Soulforce representatives to attend Potters House services on Sunday, attend meeting afterwards
Bishop T.D. Jakes of the Potters House in Dallas reportedly has agreed to meet with local LGBT families and representatives from the national gay rights group Soulforce on Sunday, May 18.
Paige Schilt, a spokeswoman for Soulforce, said this week that a contingent of 50 people plan to attend services at the Potters House on Sunday. Following the services, Jakes, staff members and congregants from the Potters House have agreed to meet with them, Schilt said.
Representatives from the Potters House didn’t return phone calls seeking comment.
The Potters House, which has upward of 30,000 members, is one of six megachurches Soulforce plans to visit this year in an effort to initiate a dialogue with prominent Christian evangelists on LGBT issues.
"The idea is that we feel called to love each other across differences, and we feel that not knowing each other breeds fear on both sides, so this is just an opportunity to get to know one another as families, as people of faith, and to get beyond the divisiveness," Schilt said. "We’re not saying you need to change what you believe. We’re saying get to know us and our families, and let’s see how that changes the conversation."
Last week, Soulforce visited Lakewood Church in Houston to meet with Pastor Joel Osteen. Osteen initially ignored the group’s request, but he later agreed to meet with Jay Bakker, the son of the late Tammye Faye Bakker Messner, who led the visit on behalf of Soulforce.
Schilt said the visit to the Potters House will be led by the Rev. Gilbert H. Caldwell, a 74-year-old retired black minister who’s a veteran of the civil rights movement.

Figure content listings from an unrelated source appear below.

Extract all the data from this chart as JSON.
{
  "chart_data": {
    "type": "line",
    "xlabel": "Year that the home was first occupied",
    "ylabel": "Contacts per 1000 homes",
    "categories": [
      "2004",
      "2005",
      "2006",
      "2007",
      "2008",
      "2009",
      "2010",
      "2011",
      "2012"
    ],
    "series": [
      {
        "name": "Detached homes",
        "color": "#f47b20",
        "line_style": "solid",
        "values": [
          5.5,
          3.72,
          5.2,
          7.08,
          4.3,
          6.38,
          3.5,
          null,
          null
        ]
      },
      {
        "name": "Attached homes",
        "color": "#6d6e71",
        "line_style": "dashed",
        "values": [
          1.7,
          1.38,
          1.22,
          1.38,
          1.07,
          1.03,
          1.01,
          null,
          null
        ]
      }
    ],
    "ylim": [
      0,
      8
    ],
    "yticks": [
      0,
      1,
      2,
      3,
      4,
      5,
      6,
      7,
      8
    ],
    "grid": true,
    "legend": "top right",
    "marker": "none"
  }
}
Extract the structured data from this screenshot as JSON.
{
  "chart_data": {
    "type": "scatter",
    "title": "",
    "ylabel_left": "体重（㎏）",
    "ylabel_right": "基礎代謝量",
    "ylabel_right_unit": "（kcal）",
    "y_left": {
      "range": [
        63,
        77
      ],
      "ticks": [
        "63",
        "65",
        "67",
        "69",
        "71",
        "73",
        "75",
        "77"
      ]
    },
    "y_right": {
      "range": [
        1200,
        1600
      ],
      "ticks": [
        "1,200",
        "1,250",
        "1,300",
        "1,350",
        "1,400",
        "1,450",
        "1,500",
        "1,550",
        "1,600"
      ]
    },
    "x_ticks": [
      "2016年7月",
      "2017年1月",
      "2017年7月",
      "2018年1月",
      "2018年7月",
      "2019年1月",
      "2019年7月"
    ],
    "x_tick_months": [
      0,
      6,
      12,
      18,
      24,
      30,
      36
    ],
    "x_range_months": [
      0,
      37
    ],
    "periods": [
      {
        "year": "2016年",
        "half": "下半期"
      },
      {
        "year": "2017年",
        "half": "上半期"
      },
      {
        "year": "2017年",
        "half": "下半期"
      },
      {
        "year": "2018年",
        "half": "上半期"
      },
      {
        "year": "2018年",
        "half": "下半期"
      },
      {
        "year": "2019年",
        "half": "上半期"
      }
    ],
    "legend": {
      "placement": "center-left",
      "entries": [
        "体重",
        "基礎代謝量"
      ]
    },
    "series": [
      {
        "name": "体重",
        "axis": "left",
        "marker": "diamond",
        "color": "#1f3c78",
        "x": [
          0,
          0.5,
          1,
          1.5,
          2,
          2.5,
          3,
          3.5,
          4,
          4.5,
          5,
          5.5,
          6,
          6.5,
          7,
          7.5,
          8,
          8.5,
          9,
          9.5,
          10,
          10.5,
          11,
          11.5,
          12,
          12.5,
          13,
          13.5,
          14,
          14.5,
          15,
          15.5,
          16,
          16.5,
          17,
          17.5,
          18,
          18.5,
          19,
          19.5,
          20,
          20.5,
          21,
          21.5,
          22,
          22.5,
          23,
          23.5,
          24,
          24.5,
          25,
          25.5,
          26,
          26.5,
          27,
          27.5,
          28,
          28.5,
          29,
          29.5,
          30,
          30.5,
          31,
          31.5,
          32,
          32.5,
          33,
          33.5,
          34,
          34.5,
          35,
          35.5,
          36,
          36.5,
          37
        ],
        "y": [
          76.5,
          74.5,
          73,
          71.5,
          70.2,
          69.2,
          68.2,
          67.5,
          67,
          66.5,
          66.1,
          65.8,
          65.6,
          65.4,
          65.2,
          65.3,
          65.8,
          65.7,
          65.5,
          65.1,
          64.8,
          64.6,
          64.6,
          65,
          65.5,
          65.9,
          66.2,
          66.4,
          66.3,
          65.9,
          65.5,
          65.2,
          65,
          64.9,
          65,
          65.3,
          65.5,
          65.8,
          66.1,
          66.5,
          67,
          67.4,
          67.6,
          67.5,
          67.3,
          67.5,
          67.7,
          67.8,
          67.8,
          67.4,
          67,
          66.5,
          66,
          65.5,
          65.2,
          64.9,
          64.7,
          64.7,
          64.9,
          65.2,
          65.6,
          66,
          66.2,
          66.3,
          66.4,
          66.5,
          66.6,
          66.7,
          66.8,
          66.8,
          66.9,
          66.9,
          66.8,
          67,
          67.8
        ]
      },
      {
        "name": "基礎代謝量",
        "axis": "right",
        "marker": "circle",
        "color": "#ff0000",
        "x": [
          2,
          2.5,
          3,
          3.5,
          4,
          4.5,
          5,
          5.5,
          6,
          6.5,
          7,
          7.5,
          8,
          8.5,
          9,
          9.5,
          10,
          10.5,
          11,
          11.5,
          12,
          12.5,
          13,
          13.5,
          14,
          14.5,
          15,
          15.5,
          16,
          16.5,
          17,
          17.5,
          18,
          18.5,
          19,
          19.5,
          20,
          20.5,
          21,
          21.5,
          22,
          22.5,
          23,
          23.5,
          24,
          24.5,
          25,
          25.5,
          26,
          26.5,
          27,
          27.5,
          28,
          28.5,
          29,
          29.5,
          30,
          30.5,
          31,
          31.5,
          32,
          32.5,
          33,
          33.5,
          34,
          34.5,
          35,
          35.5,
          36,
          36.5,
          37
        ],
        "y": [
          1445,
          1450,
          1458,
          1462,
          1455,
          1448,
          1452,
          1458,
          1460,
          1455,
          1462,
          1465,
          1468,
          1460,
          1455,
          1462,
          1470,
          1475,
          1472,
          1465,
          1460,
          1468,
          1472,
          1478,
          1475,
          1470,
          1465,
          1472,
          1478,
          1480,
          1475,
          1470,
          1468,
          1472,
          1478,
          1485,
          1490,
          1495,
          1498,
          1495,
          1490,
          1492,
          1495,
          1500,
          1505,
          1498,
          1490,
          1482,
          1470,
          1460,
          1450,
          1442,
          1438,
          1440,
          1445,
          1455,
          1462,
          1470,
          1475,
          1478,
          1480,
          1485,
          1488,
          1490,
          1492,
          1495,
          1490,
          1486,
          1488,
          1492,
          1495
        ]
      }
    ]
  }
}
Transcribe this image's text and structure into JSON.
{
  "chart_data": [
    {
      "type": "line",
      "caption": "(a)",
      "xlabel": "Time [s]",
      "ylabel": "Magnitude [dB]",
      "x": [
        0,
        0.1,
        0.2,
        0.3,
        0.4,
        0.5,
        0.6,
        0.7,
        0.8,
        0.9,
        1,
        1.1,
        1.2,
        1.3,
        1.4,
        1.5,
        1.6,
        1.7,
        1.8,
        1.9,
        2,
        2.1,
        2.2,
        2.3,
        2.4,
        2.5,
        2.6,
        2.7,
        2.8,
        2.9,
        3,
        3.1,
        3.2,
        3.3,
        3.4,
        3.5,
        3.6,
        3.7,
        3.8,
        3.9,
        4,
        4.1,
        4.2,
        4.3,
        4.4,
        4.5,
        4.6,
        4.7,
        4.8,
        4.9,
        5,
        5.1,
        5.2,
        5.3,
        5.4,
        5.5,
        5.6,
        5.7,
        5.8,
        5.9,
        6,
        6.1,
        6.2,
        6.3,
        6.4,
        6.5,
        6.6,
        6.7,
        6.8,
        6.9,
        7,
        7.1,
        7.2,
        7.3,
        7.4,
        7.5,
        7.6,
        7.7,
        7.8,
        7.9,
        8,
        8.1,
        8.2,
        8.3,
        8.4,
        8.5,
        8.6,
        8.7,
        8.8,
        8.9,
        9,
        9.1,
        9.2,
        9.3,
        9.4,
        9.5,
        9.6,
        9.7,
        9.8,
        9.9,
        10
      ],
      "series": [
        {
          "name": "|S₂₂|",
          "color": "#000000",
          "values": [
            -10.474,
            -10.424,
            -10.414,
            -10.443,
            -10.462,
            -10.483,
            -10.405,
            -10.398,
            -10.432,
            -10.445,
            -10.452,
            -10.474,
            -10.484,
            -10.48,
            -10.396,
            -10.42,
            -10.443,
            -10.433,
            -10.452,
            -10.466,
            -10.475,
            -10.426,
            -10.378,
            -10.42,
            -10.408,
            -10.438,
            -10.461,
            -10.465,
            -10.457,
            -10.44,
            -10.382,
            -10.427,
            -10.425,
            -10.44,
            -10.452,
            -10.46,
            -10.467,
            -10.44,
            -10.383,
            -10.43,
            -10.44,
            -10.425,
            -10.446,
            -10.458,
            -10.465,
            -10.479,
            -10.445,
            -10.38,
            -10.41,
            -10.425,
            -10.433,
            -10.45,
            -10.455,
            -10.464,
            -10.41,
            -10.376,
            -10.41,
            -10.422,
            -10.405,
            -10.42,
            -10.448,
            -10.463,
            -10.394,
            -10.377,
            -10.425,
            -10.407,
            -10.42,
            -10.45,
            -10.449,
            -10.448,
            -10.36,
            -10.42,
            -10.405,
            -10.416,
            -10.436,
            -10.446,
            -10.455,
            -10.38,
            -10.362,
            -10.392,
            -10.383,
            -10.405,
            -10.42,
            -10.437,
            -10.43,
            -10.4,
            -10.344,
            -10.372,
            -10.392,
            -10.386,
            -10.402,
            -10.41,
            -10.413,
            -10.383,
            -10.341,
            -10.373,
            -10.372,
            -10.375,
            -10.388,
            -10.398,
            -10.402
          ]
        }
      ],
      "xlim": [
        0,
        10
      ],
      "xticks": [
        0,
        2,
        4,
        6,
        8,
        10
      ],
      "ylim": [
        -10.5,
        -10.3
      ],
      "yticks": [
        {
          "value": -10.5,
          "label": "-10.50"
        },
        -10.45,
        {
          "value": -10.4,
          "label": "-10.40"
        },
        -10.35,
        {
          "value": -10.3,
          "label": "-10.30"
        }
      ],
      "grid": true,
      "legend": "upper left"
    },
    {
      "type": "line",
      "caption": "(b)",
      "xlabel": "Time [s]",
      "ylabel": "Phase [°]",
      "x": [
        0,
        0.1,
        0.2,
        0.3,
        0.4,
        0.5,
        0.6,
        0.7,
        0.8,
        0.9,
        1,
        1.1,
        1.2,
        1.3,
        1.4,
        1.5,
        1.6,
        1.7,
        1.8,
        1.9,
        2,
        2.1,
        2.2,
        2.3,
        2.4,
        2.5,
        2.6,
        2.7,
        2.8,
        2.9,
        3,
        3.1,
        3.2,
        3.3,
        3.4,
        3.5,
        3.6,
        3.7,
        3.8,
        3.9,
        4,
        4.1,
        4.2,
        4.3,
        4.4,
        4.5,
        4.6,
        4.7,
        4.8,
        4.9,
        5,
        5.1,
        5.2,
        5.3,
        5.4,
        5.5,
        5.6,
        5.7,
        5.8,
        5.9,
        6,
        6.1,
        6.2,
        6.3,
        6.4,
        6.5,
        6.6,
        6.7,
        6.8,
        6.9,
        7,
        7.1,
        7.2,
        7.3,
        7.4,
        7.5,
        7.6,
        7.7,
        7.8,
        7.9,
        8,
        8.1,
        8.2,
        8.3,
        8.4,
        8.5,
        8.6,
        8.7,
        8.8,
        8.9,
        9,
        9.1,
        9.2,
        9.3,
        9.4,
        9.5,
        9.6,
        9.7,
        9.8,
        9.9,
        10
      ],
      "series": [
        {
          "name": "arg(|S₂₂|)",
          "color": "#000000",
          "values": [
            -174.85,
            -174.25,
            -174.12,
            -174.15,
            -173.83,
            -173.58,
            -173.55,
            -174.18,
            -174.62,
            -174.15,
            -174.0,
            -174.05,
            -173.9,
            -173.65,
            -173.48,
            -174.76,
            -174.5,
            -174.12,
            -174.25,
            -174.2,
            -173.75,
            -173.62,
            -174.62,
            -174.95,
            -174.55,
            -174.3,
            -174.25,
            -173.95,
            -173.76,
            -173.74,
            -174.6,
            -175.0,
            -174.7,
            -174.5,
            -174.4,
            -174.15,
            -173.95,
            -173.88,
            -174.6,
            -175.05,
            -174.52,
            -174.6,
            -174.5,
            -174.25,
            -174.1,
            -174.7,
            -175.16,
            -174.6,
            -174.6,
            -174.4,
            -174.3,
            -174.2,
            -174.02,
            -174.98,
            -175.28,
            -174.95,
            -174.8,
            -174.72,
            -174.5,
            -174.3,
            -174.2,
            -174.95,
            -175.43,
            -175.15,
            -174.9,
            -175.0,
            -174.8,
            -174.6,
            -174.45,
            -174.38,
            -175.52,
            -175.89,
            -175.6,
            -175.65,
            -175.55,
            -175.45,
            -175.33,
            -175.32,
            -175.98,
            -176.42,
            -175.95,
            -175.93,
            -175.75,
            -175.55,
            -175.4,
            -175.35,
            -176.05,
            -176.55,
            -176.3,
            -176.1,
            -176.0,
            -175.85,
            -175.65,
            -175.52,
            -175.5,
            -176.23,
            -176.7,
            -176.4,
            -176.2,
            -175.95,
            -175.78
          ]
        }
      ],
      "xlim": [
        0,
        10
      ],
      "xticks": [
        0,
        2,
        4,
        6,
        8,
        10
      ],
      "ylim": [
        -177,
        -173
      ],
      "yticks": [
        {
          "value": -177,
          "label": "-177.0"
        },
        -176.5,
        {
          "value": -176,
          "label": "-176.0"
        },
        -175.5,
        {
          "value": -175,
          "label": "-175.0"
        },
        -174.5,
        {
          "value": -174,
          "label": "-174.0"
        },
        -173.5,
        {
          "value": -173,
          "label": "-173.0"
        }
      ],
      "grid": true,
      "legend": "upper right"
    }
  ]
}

Caldwell participated in the "Mississippi Freedom Summer" of 1964, the Selma to Montgomery March in 1965 and the March on Washington.
In an interview with Dallas Voice, Gill said although he and Jakes are apparently at "different places" on LGBT issues, he’s a fan of Jakes’ preaching.
"He’s an important force within the church community," Caldwell said. "What a magnificent ministry it would be if Bishop Jakes could help the black church and other churches deal with the heterosexism, the homophobia, the kind of anti-gay feelings that seem to be endemic. What a shaker and mover he could be if he dared step out on faith on this."
Although he’s been largely silent on LGBT issues, Jakes once called being gay a "brokenness" and has said that he wouldn’t hire an openly gay person.
Caldwell said he believes many blacks feel threatened by the gay rights movement.
"There’s this great concern that another group is sort of piggybacking on the [civil rights] movement when in fact we are still struggling in terms of black equality," Caldwell said. "If in fact the gay community could express some real overt understanding of the racial struggle, that in fact could open the door for conversation vis-Ã -vis gay rights."
Also on hand for the visit to the Potters House will be Sylvia Rhue, director of religious affairs for the National Black Justice Coalition, an LGBT group. The visit is being facilitated by Living Faith Covenant Church, an LGBT-affirming black church in Dallas.
In addition to Lakewood Church and the Potters House, Soulforce plans to visit Hope Christian Church in Beltsville, Md.; New Birth Missionary Baptist Church in Lithonia, Ga.; Willow Creek Community Church in South Barrington, Ill.; and Saddleback Church in Lake Forest, Calif.
Schilt said pastors at all but one of the churches have agreed to meet with Soulforce.
"We’re feeling very happy with the interest and the positive response that we’ve gotten from these congregations," Schilt said.
In addition to Soulforce, the visits are being organized by the National Black Justice Coalition, the Universal Fellowship of Metropolitan Community Churches and COLAGE, a group for children with LGBT parents.